Enforcement Supervisor
MUSTANIR.net – Mustahil demokrasi ataupun hal-hal.lain yang disebut ‘demokratis’ tercapai.
Karena, tidak ada enforcement-nya. Karena, hak monopoli enforcement dengan senjata/kekerasan terletak hanya pada penguasa, bukan rakyatnya. Pantas saja tendensinya menjadi “rakyat cuma dibutuhkan saat pemungutan suara, sisanya penguasa terpilih berbuat suka-suka”, dan selalu berakhir demikian.
Itulah juga kenapa ‘pekan raya Prancis’ dari abad ke-19 tak bisa direplikasi di zaman ini, senjata untuk enforcement-nya terlalu timpang, sehingga garpu tani dalam jumlah besar pun takkan mampu menyaingi machine gun dalam jumlah yang sedikit saja, apalagi banyak, apalagi disertai pasukan-pasukan tank dan jet tempur.
Max Weber mendefinisikan negara sebagai organisasi politik dengan pemerintahan terpusat yang memegang monopoli atas penggunaan kekuatan yang sah di wilayah tertentu. Ini berarti negara adalah entitas utama yang berwenang menggunakan kekerasan untuk menegakkan hukum dan menjaga ketertiban, sementara kelompok atau individu lain dilarang melakukannya.
Tapi menyerahkan hak senjata ke rakyat sebagaimana di Amerika sana pun bukan solusi, chaos hanya akan makin menjadi-jadi. Penguasa tetap harus memiliki monopoli hak akan senjata, namun harus ada yang ‘overseeing’ penguasa dalam keadaan mereka memonopoli hak senjata tersebut, yaitu Tuhan.

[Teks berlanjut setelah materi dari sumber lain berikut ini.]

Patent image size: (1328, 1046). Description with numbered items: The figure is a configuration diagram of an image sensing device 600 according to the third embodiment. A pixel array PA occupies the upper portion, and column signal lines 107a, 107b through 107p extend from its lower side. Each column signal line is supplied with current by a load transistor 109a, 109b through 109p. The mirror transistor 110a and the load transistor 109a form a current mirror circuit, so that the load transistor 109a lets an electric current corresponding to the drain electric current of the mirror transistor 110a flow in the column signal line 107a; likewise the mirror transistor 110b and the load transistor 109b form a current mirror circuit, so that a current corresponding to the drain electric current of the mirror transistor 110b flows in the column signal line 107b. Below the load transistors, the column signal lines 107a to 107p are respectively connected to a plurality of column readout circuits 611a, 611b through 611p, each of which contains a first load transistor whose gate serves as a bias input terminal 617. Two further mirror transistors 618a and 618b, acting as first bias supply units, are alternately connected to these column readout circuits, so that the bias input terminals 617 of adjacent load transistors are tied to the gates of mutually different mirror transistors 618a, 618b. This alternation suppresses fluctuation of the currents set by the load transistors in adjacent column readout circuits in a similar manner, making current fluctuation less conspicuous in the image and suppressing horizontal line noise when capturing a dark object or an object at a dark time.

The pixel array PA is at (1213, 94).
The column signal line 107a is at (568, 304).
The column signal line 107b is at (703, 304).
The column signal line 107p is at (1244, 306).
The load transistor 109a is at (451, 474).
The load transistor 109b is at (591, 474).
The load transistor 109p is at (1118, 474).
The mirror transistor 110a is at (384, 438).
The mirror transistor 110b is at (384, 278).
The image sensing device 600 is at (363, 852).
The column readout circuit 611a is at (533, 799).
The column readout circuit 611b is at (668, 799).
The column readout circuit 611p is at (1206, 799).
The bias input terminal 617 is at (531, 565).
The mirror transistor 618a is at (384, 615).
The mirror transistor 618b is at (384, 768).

Dan bagaimana agar Tuhan menjadi ‘supervisor’ terhadap penguasa, tanpa penguasanya berubah jadi ‘teokrasi’ yaitu penguasa mengklaim sebagai wakil Tuhan dan merasa ‘maha benar’ sehingga bisa berbuat semena-mena sebagaimana feodalis dulu? Adalah pemberlakuan syariat Islam secara kaffah, karena hanya Islam yang lengkap mengatur butir-butir dan kaidah perhukuman dengan baku dan jelas. Tiada Tuhan selain Allah.
Tanpa syariat, penguasa yang mengaku muslim dijamin akan khianat. Karena kepada Allah saja sudah khianat, apalagi kepada rakyat dan umat? Namun memilih pemimpin selain Islam pun sumber celaka, mereka mungkin bisa baik ke sesama mereka tapi tidak kepada umat Islam, karena tidak ada butir-butir baku dalam syariat agama mereka sendiri untuk memperlakukan agama lain, berikut jaminan enforcement-nya pula.
Jadi, pemimpin muslim memang wajib, tapi wajib pula disertai penerapan syariat Islam secara kaffah, agar syariat Allah yang berdaulat, bukan parlemen, bukan pula korporasi/oligarki yang mudah menguasai parlemen tersebut.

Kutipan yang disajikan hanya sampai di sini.